- 1984 #2 (1978). Cover art by Richard Corben

Publication information
- Publisher: Warren Publishing
- Format: anthology/continuing series
- Publication date: June 1978 to February 1983
- No. of issues: 29
- Editor: William DuBay

= 1984 (magazine) =

American science-fiction comic magazine

1984 was an American black and white science-fiction comic magazine published in New York City by Warren Publishing from 1978 to 1983. 1984 was edited by Bill Dubay. The title of the magazine was changed to 1994 starting with issue #11 in February, 1980 based on a request by the estate of George Orwell. The magazine ceased publication with issue #29 in February, 1983 due to the bankruptcy of Warren Publishing.

==Contributors==
Artists who contributed stories to 1984/1994 included Alex Niño, Richard Corben, Jose Gonzalez, Jose Ortiz, Frank Thorne, Esteban Maroto, Rudy Nebres, Jimmy Janes, Abel Laxamana, Wally Wood, Luis Bermejo, Alfredo Alcala, and Vic Catan. Cover artists included Nino, Corben, Patrick Woodroffe, Jim Laurier, Sanjulián, Jordi Penalva, H.R. Giger, Steve Fastner, Rich Larsen, Lloyd Garrison, Terry Oates and John Berkey. Writers included Dubay, Thorne, Jim Stenstrum, Jan Strnad, Rich Margopoulos, Kevin Duane, Nicola Cuti and Gerry Boudreau.

== Recurring characters and series ==
Similar to its sister publications Eerie and Vampirella, 1984 featured numerous recurring series and characters. This included the following:

- Mutant World (Artist: Richard Corben; Writer; Jan Strnad)
- Ghita of Alizarr (Drawn and written by Frank Thorne)
- Idi Amin (Artist: Esteban Maroto; Writer: Bill Dubay)
- Rex Havoc (Artist: Abel Laxamana; Writer: Jim Stenstrum)
- The Starfire Saga (Artist: Rudy Nebres; Writer: Bill Dubay)
- Young Sigmond Pavlov (Artist: Alex Niño; Writer: Bill Dubay)

==Controversies==
One of the most notable incidents that occurred regarding the magazine was an unauthorized adaptation of Harlan Ellison's short story, "A Boy and His Dog", which has been rumored as one of the major factors in the bankruptcy of Warren Publishing. As discussed in the book The Warren Companion, editor Bill Dubay approached writers Gerry Boudreau and Jim Stenstrum about adapting science fiction stories for the magazine. Boudreau asked permission to adapt Ellison's story, and Dubay approved this, without first asking Ellison. When Ellison refused to grant permission, Dubay had artist Alex Niño draw the story anyway, then provided the art to Stenstrum to use as the basis for a new story. The story was published in issue #4, under the title "Mondo Megillah". Despite Stenstrum's reworking of the script, the basic story was still obvious plagiarism and Ellison filed a lawsuit, which he eventually won.
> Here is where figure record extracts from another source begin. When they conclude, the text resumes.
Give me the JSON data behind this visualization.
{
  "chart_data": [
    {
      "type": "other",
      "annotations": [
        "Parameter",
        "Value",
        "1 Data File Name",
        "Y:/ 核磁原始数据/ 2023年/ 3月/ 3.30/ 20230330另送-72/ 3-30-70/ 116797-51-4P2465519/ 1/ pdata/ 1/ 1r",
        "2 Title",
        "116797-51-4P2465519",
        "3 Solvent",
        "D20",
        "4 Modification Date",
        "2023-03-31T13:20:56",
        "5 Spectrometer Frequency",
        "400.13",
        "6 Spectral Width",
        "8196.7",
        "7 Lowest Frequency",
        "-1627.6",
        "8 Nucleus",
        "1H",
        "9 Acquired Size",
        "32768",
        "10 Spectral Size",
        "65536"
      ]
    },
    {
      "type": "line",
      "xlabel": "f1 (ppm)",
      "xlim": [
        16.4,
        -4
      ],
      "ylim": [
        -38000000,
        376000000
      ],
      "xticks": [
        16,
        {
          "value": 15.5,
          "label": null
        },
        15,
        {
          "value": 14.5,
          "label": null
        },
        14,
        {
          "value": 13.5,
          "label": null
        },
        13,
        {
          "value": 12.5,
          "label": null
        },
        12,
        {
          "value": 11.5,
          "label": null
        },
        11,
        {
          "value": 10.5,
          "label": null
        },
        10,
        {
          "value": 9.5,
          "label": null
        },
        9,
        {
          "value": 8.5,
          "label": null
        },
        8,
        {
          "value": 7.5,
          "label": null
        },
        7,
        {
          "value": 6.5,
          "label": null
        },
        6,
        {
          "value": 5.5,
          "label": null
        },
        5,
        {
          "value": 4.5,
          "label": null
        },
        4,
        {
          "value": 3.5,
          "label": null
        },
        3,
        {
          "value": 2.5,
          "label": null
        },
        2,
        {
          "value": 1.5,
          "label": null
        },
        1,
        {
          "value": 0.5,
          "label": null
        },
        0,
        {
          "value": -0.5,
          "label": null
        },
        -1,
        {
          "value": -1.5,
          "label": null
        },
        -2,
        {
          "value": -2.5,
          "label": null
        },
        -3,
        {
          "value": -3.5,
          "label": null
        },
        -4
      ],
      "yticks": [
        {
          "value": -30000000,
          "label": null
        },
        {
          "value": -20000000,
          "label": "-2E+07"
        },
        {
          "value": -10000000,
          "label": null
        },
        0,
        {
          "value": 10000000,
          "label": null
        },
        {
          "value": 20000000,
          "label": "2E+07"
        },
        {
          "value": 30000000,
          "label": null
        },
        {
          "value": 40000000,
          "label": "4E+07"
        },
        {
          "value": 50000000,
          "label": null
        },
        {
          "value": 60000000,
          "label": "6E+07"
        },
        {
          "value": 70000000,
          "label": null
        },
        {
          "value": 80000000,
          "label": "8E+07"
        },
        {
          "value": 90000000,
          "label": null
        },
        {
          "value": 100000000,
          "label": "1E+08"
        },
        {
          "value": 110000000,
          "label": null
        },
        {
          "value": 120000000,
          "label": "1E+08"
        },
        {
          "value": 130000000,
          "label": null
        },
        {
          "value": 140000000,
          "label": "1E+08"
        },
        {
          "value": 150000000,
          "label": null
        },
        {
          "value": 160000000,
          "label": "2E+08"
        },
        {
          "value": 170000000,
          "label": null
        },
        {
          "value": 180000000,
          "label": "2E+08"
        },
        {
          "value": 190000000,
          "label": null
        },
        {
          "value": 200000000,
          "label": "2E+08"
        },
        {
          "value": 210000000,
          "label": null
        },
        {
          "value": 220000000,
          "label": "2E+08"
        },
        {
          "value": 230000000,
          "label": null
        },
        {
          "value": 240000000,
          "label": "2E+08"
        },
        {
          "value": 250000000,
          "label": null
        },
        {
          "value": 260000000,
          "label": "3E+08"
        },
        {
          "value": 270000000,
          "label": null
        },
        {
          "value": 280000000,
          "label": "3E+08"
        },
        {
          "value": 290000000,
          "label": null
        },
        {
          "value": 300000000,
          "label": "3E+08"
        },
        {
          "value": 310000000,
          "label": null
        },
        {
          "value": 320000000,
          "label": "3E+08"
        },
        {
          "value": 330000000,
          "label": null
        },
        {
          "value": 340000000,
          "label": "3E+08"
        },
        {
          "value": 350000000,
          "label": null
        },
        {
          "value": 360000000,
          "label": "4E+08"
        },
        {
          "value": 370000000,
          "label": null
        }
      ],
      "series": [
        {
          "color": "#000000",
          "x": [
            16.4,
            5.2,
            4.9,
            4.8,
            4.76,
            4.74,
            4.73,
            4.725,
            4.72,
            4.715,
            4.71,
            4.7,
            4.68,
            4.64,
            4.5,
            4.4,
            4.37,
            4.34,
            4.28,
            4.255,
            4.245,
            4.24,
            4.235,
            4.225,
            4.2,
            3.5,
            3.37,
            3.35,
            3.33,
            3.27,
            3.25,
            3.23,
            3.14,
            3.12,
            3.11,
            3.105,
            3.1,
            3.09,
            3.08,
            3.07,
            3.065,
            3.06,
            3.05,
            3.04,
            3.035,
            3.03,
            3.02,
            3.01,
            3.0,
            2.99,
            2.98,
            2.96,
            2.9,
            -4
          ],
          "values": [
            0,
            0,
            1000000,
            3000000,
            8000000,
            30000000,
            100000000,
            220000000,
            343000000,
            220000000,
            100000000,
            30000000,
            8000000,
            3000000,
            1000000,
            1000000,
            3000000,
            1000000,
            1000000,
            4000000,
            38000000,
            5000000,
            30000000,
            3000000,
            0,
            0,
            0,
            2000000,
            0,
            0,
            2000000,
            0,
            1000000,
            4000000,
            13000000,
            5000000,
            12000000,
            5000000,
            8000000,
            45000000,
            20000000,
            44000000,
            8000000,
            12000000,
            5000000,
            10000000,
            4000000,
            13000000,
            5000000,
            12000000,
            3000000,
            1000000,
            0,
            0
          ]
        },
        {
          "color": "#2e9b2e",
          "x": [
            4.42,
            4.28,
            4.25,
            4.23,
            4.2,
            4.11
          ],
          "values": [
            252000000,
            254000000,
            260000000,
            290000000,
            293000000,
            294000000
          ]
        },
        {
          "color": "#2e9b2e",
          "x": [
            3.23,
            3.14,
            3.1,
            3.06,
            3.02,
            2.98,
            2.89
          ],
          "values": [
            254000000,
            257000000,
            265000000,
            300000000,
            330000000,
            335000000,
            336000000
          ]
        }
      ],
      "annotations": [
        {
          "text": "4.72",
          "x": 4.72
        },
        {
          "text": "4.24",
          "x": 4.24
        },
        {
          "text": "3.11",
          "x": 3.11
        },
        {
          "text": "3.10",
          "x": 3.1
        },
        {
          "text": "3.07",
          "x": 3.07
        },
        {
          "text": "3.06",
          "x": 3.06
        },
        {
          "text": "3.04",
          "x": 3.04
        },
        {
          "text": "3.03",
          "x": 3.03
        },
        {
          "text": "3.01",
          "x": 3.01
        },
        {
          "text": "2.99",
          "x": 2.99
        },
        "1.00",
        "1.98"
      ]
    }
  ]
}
Advertised as an adult fantasy magazine, 1984 contained very mature subject matter by the standards of the time. To compete with rivals such as Heavy Metal it contained many stories featuring sex and other controversial subjects. As discussed by comics historian Richard Arndt, editor DuBay edited stories within the magazine to focus more on this subject matter, such as this incident that occurred with artist Wally Wood regarding stories that appeared in the first two issues of the magazine:

Wood's original story was entitled 'The End' and was 12 pages long. It was a part of his Wizard King series. Bill DuBay, without Wood's o.k. or knowledge, split the story in two, rearranged pages & panels, rewrote Wood's original script and presented the greatly altered work as two separate stories, changing Wood's original rather charming adult oriented tale into shorter pieces that leaned heavily on the scenes (which were also in Wood's original but not nearly so highlighted as their appearance here) of naked women in bondage being whipped and brutalized. Understandably, Wood was outraged and never worked for Warren again.

DuBay's treatment of Corben and Strnad's Mutant World also alienated the creators. Throughout, DuBay altered Strnad's dialogue to include words and phrases that Strnad has called "a spew of juvenile obscenities." The artwork, also, was altered as one page was arbitrarily flipped right-to-left, with the lettering adjusted to accommodate the change. When approached by Warren to publish an album of the collected episodes, Corben and Strnad politely declined. [Reference: Mutant World 2019 edition, forthcoming]

Controversial stories included issue #3's satirical story "The Harvest" which featured a future where white people hunted black people for sport and ate them, and issue #13's science fiction story "The Crop" where babies are sliced up and processed through factories to provide food for the starving populace. Both stories were written by DuBay.

Despite its controversies, the magazine has been praised for the high quality of its art. The serials Young Sigmond Pavlov and Ghita of Alizarr were both singled out as high quality stories by David A. Roach in The Warren Companion.